L'atmosphère prébiotique peut produire des composés chimiques et faciliter les conditions environnementales à la synthèse de composés organiques impliqués dans l'origine de la vie. L'expérience de Miller-Urey en 1953 a démontré que des composés potentiels impliqués dans l’origine de la vie peuvent être synthétisés. Cette expérience a été réalisée avec un postulat sur les gaz présents dans l’atmosphère prébiotique[49]. Les ingrédients importants proposés pour l'origine de la vie comprennent, sans s'y limiter, le méthane (CH4), l'ammoniac (NH3), le phosphate, le cyanure d'hydrogène (HCN), diverses matières organiques et divers sous-produits photochimiques[50],[51],[52]. La composition atmosphérique aurait un impact sur la stabilité et la production de ces composés à la surface de la Terre.

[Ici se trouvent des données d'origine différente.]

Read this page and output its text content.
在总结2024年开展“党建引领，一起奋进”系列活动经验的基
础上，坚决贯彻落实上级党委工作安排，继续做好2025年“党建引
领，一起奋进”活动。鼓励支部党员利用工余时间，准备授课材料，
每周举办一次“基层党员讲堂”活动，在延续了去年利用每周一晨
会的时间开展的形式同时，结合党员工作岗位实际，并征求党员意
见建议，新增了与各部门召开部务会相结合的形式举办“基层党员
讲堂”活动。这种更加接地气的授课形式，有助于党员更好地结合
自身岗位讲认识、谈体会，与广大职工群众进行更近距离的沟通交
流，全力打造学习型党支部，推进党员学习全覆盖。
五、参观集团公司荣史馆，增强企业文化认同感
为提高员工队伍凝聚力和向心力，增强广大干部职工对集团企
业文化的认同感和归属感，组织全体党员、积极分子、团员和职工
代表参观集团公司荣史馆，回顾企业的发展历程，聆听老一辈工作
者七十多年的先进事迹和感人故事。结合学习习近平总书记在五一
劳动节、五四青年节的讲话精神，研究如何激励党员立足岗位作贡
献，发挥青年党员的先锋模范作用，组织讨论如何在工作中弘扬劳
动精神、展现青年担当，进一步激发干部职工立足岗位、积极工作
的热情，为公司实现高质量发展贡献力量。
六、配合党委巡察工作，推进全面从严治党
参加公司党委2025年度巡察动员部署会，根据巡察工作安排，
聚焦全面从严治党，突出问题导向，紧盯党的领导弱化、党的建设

L'atmosphère prébiotique « faiblement réduite » a pu produire certains de ces ingrédients, via des réactions avec la foudre, mais pas la totalité[9]. D’autre part, la production et la stabilité de l’origine des ingrédients vitaux dans une atmosphère fortement réduite sont grandement améliorées, ce qui rend les atmosphères post-impact particulièrement pertinentes[11]. Il est également proposé que les conditions nécessaires à l'origine de la vie auraient pu apparaître localement, dans un système isolé de l'atmosphère (par exemple une cheminée hydrothermale). Cependant, les composés tels que les cyanures utilisés pour fabriquer les bases nucléiques de l’ARN seraient trop dilués dans l’océan, contrairement aux lacs terrestres[53]. Une fois que la vie est apparue et a commencé à interagir avec l’atmosphère, l’atmosphère prébiotique est par définition passée à l’atmosphère post-biotique.